GUI tests drive pages with streamlit.testing.v1.AppTest — in-process, no browser, no display. They pre-populate st.session_state with stashed-upload bytes (via the stash_upload() helper in tests/gui/conftest.py) and either click buttons via app.button[i].click().run() or assert on the session_state after the run.

Marker registered in pytest.ini. Default pytest runs everything; pytest -m 'not gui' skips them for a faster core-only loop. Coming-Soon stubs are pinned by the smoke tests so a regression ("import error", "missing widget") shows up immediately.

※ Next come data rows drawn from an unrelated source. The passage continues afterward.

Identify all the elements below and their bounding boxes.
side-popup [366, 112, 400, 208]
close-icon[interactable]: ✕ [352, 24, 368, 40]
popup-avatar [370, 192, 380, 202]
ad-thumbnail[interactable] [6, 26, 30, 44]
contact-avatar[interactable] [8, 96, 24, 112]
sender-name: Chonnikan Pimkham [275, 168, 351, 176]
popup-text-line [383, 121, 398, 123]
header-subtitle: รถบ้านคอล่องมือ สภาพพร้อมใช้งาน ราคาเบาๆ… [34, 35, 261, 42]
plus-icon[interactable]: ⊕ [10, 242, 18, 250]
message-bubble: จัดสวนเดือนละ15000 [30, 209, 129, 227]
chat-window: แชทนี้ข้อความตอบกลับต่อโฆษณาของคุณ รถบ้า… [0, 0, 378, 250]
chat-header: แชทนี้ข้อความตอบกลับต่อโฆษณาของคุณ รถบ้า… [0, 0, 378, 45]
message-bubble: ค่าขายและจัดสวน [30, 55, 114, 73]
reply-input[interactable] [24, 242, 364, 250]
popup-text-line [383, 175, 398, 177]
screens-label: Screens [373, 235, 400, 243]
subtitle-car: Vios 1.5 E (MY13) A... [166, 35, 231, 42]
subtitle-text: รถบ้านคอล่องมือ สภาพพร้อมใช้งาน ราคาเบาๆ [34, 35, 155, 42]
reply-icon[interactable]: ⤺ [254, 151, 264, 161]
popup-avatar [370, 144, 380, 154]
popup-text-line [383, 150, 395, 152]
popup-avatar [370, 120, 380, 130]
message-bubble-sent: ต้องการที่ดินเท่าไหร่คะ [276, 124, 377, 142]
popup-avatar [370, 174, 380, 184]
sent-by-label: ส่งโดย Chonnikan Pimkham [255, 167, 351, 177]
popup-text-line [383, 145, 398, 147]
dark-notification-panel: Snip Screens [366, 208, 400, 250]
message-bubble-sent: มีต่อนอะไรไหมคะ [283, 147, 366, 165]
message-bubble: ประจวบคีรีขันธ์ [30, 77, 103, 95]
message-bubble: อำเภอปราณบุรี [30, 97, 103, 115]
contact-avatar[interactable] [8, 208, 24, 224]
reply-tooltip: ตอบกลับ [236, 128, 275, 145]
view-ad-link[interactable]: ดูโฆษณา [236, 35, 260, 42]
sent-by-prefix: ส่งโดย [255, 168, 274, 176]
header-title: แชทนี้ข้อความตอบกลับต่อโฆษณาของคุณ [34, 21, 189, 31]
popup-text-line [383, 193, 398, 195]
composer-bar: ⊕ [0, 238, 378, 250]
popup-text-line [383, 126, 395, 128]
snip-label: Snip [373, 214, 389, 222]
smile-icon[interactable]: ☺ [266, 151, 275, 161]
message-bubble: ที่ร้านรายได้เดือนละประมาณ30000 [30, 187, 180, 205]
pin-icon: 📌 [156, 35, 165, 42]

Fixture corpora: test-cases/text-cleaner-corpus/ (21 files) · test-cases/encodings-corpus/ (31 files) · test-cases/format-cleaner-corpus/ (7 files + spec).

Known limitations

  • Dedup pair-compare is O(n²) for fuzzy strategies. Exact-only strategies (every column uses Algorithm.EXACT at threshold 100) now route through an O(n) groupby fast path automatically — no API change. Fuzzy strategies can opt into prefix blocking via deduplicate(..., blocking_columns=[...], blocking_prefix_len=1) to partition pairs by a cheap key (trades recall for speed).
  • Threading is opt-in for format_standardizeStandardizeOptions.parallel_columns > 1 uses a thread pool. On CPython 3.12 the GIL caps the win at roughly neutral; the scaffolding is in place for free-threaded Python 3.13+.
  • Memory-bound — entire file loaded into pandas. Streaming reads exist but not integrated with the dedup engine.
  • No multi-sheet dedup — each Excel sheet processed independently.
  • Phonenumbers minimum-length — international numbers without country codes fall back to digits-only.